The Sydney Morning Herald was the biggest major casualty in the latest round of figures from the Audit Bureau of Circulations, losing 12% of its weekday circulation in a year.
In another difficult period that saw newspaper circulations atrophy by 4% overall, the Fairfax title’s circulation fell from 209,644 to 184,613 between December 2010 and December 2011.
By contrast, The Herald’s main rival The Daily Telegraph fared reasonably, down by 1.84% to 347,722 between Monday and Friday.
Daily metro and national paper sales:
Weekend newspaper sales:
Paul Whittaker, editor of The Daily Telegraph attacked the performance of his rival in a press release saying: “These results prove that there is plenty of life left yet in print even though our main competitor has effectively abandoned the field for their print products.”
Australia’s largest circulating newspaper, The Sunday Telegraph, was among a handful of winners. The title added over a thousand readers, nudging up its circulation by 0.18% to 618,950.
Its main competitor, the Sun-Herald fell by more than 8% to 406,470.
Neil Breen editor of The Sunday Telegraph said: “Never before has The Sunday Telegraph been so dominant over our competitor. To lead by more than 212,000 copies every week and have in excess of 60% market share are numbers we have aspired to over many years of effort.’’
In a survey that made for gloomy reading for Fairfax, the Saturday edition of the Sydney Morning Herald was also among the biggest casualties, falling by 7.73% to 314,683.
The Age on Saturday, The weekday edition of The Age, The Sunday Herald Sun and The Courier Mail on Saturday also saw their circulations fall by around 6%.
The Australian Financial Review provided some reason for cheer for Fairfax, its weekend edition growing circulation by 3.7%. However, the publisher admitted this was mostly due to “the phasing of bumper editions”, and said it expected a decline in the next audit period.
News Limited will be well pleased with the performance of its mastheads, with the Monday-to-Friday edition of The Australian up 1.42% to 131,000 and the Weekend Australian up 1.28%.
Overall, Sunday newspapers suffered the most, down 4.61%. Metro, weekday and weekend were also down around 4%. However, Australia’s national newspapers showed signs of a slight rebound, gaining 0.25%.
The Newspaper Works CEO Tony Hale said the results were “within expectations” and reflected the poor retail environment.

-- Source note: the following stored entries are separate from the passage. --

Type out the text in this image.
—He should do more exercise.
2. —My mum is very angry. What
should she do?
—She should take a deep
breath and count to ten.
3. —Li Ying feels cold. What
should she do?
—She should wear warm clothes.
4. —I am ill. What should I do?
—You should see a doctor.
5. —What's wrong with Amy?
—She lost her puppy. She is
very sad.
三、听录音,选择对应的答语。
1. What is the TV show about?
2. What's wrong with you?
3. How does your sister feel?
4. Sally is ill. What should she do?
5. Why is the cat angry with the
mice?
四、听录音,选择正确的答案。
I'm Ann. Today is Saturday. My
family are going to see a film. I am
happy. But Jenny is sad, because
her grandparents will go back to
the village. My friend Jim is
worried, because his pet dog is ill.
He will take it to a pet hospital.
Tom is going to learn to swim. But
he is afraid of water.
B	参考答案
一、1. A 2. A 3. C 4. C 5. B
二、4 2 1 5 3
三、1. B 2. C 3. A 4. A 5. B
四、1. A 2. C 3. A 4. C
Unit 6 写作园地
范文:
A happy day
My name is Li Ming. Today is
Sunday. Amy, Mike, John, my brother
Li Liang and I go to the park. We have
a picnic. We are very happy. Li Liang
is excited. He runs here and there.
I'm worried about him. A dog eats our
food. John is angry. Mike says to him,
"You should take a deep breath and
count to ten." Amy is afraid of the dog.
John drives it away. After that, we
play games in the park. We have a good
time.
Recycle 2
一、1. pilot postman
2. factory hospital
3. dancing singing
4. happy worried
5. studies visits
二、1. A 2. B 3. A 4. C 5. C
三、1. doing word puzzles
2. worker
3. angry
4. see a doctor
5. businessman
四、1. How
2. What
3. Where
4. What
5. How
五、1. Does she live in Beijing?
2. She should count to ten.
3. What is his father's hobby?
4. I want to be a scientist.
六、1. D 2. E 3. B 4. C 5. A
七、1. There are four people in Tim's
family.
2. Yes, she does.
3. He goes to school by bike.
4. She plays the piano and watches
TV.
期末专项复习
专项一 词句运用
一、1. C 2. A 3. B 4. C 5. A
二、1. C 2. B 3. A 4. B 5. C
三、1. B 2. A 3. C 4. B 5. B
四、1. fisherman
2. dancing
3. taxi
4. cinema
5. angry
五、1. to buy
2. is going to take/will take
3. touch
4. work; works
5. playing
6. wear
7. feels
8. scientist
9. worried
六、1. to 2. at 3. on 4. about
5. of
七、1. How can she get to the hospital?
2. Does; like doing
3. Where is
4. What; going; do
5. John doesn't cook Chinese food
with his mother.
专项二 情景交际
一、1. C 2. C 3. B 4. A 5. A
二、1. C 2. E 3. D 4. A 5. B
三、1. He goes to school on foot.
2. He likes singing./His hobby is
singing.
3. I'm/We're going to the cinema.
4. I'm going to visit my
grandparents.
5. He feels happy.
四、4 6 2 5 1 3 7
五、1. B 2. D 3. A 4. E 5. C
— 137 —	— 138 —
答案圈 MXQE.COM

In a press release, he said: “The easing in printed newspaper sales in the latest quarter shows the decline has stabilised, as we anticipated it would, and is in line overall with the previous two quarters.Put simply, the ABC printed newspaper figures do not paint a complete picture of newspaper consumption among Australians, who are turning to digital platforms in ever growing numbers.”
Fairfax was invited to respond to the comments about it abandoning print but did not do so.